Lewis, it will be recalled, stepped down in 2015 after nine controversial years in the post. A reminder of how controversial those years were can be gained by a quick Google search. Ross Harries, writing just last year, recalled how:
“Roger Lewis was celebrated on the one hand as a visionary who paved the way for a Welsh golden era, but despised for his neglect of the regional game on the other…Roger Lewis made no secret of his disdain for the regions, once telling this writer that they would “cease to exist” if they didn’t sign a new participation agreement by an arbitrary deadline. It was both provocative and threatening, and further poisoned the relationship between the WRU and the regions. That mutual distrust exists to this day. The regions think they’re being short-changed by a WRU that prefers to pour extra monies into capital investments like the Parkgate Hotel.”
Lewis was nothing if not even-handed, and it was not just the professional game that he managed to alienate. In March 2015, Peter Jackson quoted the chair of Newcastle Emlyn RFC in a piece in The Rugby Paper about a community game rebellion:
“We were extremely unhappy as a district about the way Roger Lewis treated the grass-roots game…We told our people on the WRU board that it was high time they informed him that he was paid employee and they had to stand up and make that clear.
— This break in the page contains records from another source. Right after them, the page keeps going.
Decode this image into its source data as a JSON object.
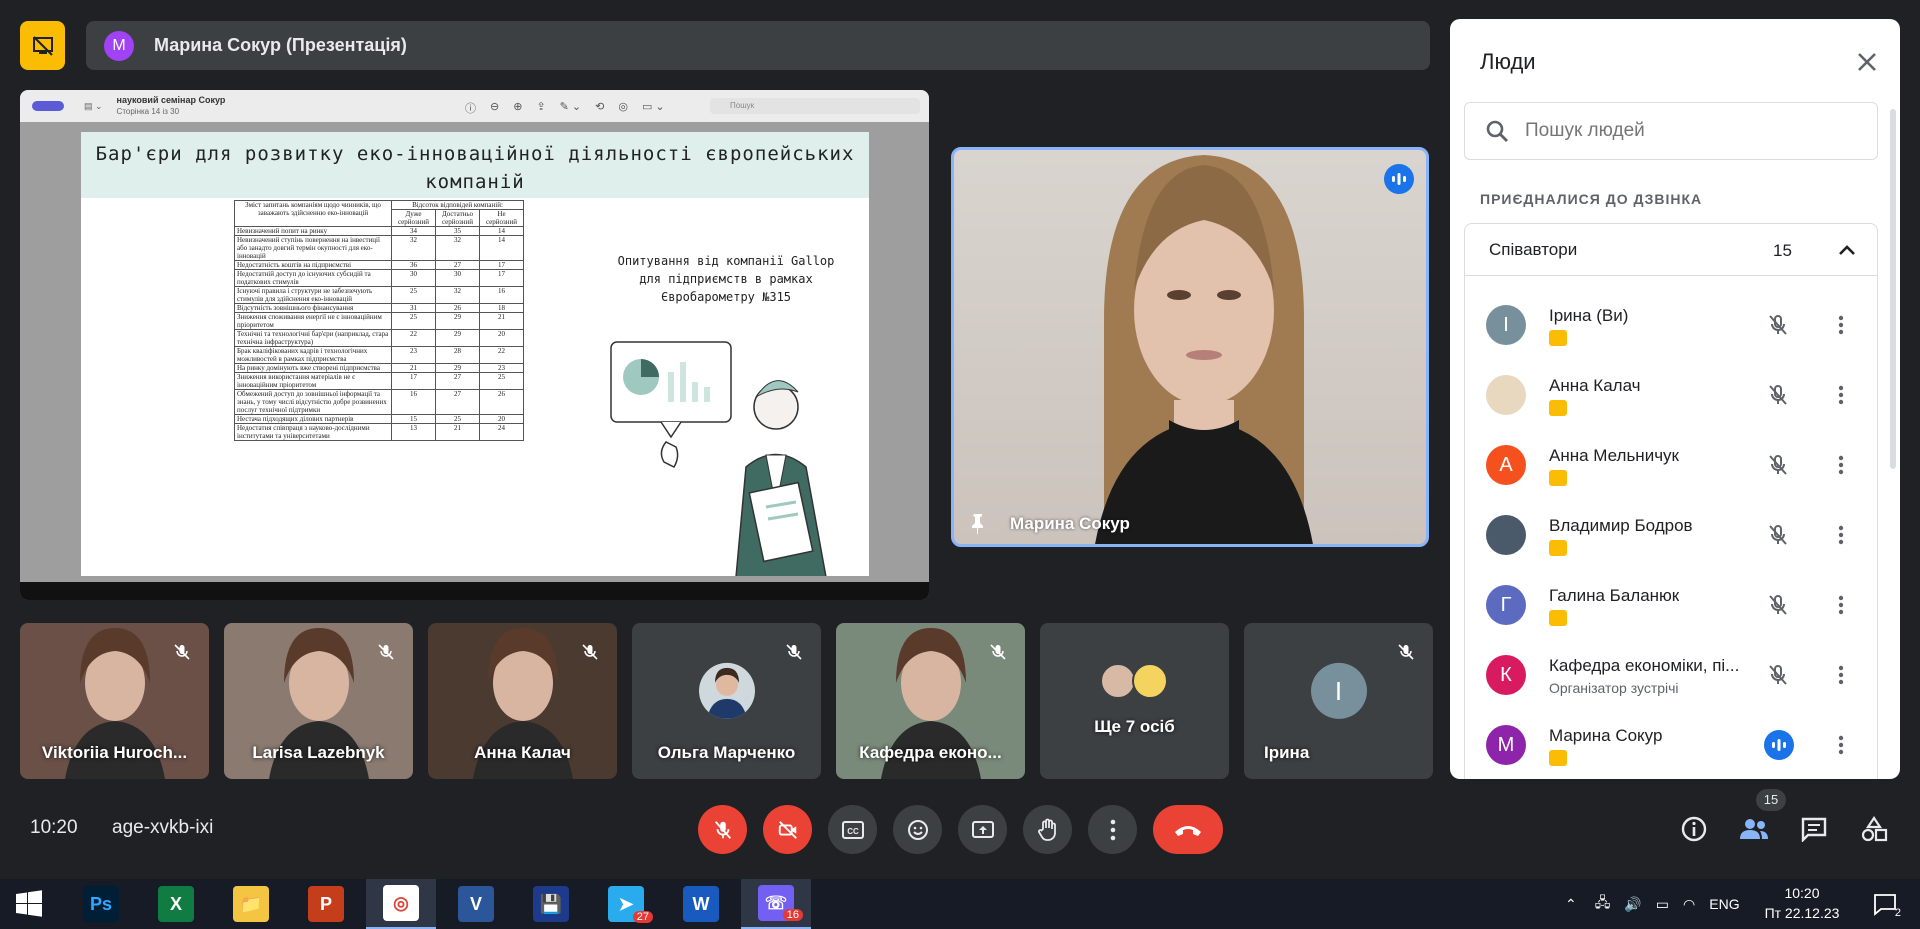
{
  "presenter_bar": {
    "avatar_letter": "M",
    "title": "Марина Сокур (Презентація)"
  },
  "presentation": {
    "doc_title": "науковий семінар Сокур",
    "page_info": "Сторінка 14 із 30",
    "search_placeholder": "Пошук",
    "slide_title": "Бар'єри для розвитку еко-інноваційної діяльності європейських компаній",
    "survey_text": "Опитування від компанії Gallop для підприємств в рамках Євробарометру №315",
    "table": {
      "header_question": "Зміст запитань компаніям щодо чинників, що заважають здійсненню еко-інновацій",
      "header_percent": "Відсоток відповідей компаній:",
      "col_very": "Дуже серйозний",
      "col_enough": "Достатньо серйозний",
      "col_not": "Не серйозний",
      "rows": [
        [
          "Невизначений попит на ринку",
          "34",
          "35",
          "14"
        ],
        [
          "Невизначений ступінь повернення на інвестиції або занадто довгий термін окупності для еко-інновацій",
          "32",
          "32",
          "14"
        ],
        [
          "Недостатність коштів на підприємстві",
          "36",
          "27",
          "17"
        ],
        [
          "Недостатній доступ до існуючих субсидій та податкових стимулів",
          "30",
          "30",
          "17"
        ],
        [
          "Існуючі правила і структури не забезпечують стимулів для здійснення еко-інновацій",
          "25",
          "32",
          "16"
        ],
        [
          "Відсутність зовнішнього фінансування",
          "31",
          "26",
          "18"
        ],
        [
          "Зниження споживання енергії не є інноваційним пріоритетом",
          "25",
          "29",
          "21"
        ],
        [
          "Технічні та технологічні бар'єри (наприклад, стара технічна інфраструктура)",
          "22",
          "29",
          "20"
        ],
        [
          "Брак кваліфікованих кадрів і технологічних можливостей в рамках підприємства",
          "23",
          "28",
          "22"
        ],
        [
          "На ринку домінують вже створені підприємства",
          "21",
          "29",
          "23"
        ],
        [
          "Зниження використання матеріалів не є інноваційним пріоритетом",
          "17",
          "27",
          "25"
        ],
        [
          "Обмежений доступ до зовнішньої інформації та знань, у тому числі відсутністю добре розвинених послуг технічної підтримки",
          "16",
          "27",
          "26"
        ],
        [
          "Нестача підходящих ділових партнерів",
          "15",
          "25",
          "20"
        ],
        [
          "Недостатня співпраця з науково-дослідними інститутами та університетами",
          "13",
          "21",
          "24"
        ]
      ]
    }
  },
  "main_video": {
    "name": "Марина Сокур"
  },
  "tiles": [
    {
      "name": "Viktoriia Huroch...",
      "type": "video",
      "bg": "#6b5048"
    },
    {
      "name": "Larisa Lazebnyk",
      "type": "video",
      "bg": "#8a7a70"
    },
    {
      "name": "Анна Калач",
      "type": "video",
      "bg": "#4a3a30"
    },
    {
      "name": "Ольга Марченко",
      "type": "photo",
      "bg": "#3c4043"
    },
    {
      "name": "Кафедра еконо...",
      "type": "video",
      "bg": "#7a8a7a"
    },
    {
      "name": "Ще 7 осіб",
      "type": "more",
      "bg": "#3c4043"
    },
    {
      "name": "Ірина",
      "type": "letter",
      "letter": "І",
      "bg": "#3c4043",
      "avatar_color": "#78909c"
    }
  ],
  "controls": {
    "time": "10:20",
    "meeting_code": "age-xvkb-ixi",
    "people_count": "15"
  },
  "panel": {
    "title": "Люди",
    "search_placeholder": "Пошук людей",
    "joined_label": "ПРИЄДНАЛИСЯ ДО ДЗВІНКА",
    "group_label": "Співавтори",
    "group_count": "15",
    "people": [
      {
        "name": "Ірина (Ви)",
        "letter": "І",
        "color": "#78909c",
        "sub": ""
      },
      {
        "name": "Анна Калач",
        "letter": "",
        "color": "#e8d8c0",
        "sub": ""
      },
      {
        "name": "Анна Мельничук",
        "letter": "А",
        "color": "#f4511e",
        "sub": ""
      },
      {
        "name": "Владимир Бодров",
        "letter": "",
        "color": "#4a5a6a",
        "sub": ""
      },
      {
        "name": "Галина Баланюк",
        "letter": "Г",
        "color": "#5c6bc0",
        "sub": ""
      },
      {
        "name": "Кафедра економіки, пі...",
        "letter": "К",
        "color": "#d81b60",
        "sub": "Організатор зустрічі"
      },
      {
        "name": "Марина Сокур",
        "letter": "M",
        "color": "#8e24aa",
        "sub": ""
      }
    ]
  },
  "taskbar": {
    "apps": [
      {
        "label": "Ps",
        "color": "#001e36",
        "text_color": "#31a8ff"
      },
      {
        "label": "X",
        "color": "#107c41",
        "text_color": "#fff"
      },
      {
        "label": "📁",
        "color": "#f4c542",
        "text_color": "#fff"
      },
      {
        "label": "P",
        "color": "#c43e1c",
        "text_color": "#fff"
      },
      {
        "label": "◎",
        "color": "#ffffff",
        "text_color": "#db4437"
      },
      {
        "label": "V",
        "color": "#2b579a",
        "text_color": "#fff"
      },
      {
        "label": "💾",
        "color": "#1e3a8a",
        "text_color": "#fff"
      },
      {
        "label": "➤",
        "color": "#2aabee",
        "text_color": "#fff",
        "badge": "27"
      },
      {
        "label": "W",
        "color": "#185abd",
        "text_color": "#fff"
      },
      {
        "label": "☏",
        "color": "#7360f2",
        "text_color": "#fff",
        "badge": "16"
      }
    ],
    "lang": "ENG",
    "time": "10:20",
    "date": "Пт 22.12.23",
    "notification_count": "2"
  }
}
He could be extremely arrogant. He decided to concentrate on reducing the Millennium Stadium debt and on the national team. Anything they wanted, they got, whatever the cost.”
In 2013, the late, great Eddie Butler, reflecting on Derek Quinnell’s sprint to get on the pitch to win his first cap as a replacement in the dying minutes of the game against France in 1972:
“It is a joke currently doing the rounds of the clubs in Wales that in any race to make it to the pitch on time, Quinnell the Elder would have been trampled under the feet of Roger Lewis, the chief executive officer of the Welsh Rugby Union. To stand with a title-winning team at the Millennium Stadium can make wings sprout from the back of a CEO. It has been officially ratified that our Rog can go from the posh seats into the arms of the lads quicker than Justin Tipuric in a Tardis…He is safe for the moment because in photos, where he stands beaming among the lads, having rushed down from above, you cannot hear the jeers of the people.”
Given Mr. Lewis’ history in the game, it would seem to us that there is no way in which he could be perceived as being ‘independent’ in any shape of form. Furthermore, we cannot believe that anyone would seriously be promoting the return of such a divisive character-even our beloved Union.
This is after all a man who Dragons Chair David Buttress recently described on twitter as a “poor man’s Gerald Ratner”. An off the cuff joke no doubt. But a comparison which perhaps suggests a reading of events where much of the professional game’s current problems can be traced back to Mr Lewis’s controversial policies and proven disdain for any aspect of professional rugby he couldn’t pin his photo onto.
We are therefore confident that this is completely unfounded speculation on the part of those who seek only to do further harm to our glorious game. It is, isn’t it? Surely?
Which leads us onto to something that must be kept uppermost in our minds. It is not enough to merely appoint an independent chair. It is crucial that this marks the start not the end of reforms.
The notion that an independent chair in itself will revolutionise the governance at the WRU on its own is of course untrue, though it will hopefully be the first step in doing so.
That chair, if and when appointed, will still preside over a board that is numerically unbalanced and dominated by the community game. They will need to have the diplomatic skills to get that board to agree to further changes that will make it fit for purpose and able to manage and develop the multi-million-pound business that Ieuan describes. As such, it is a necessary, but not sufficient, condition for change.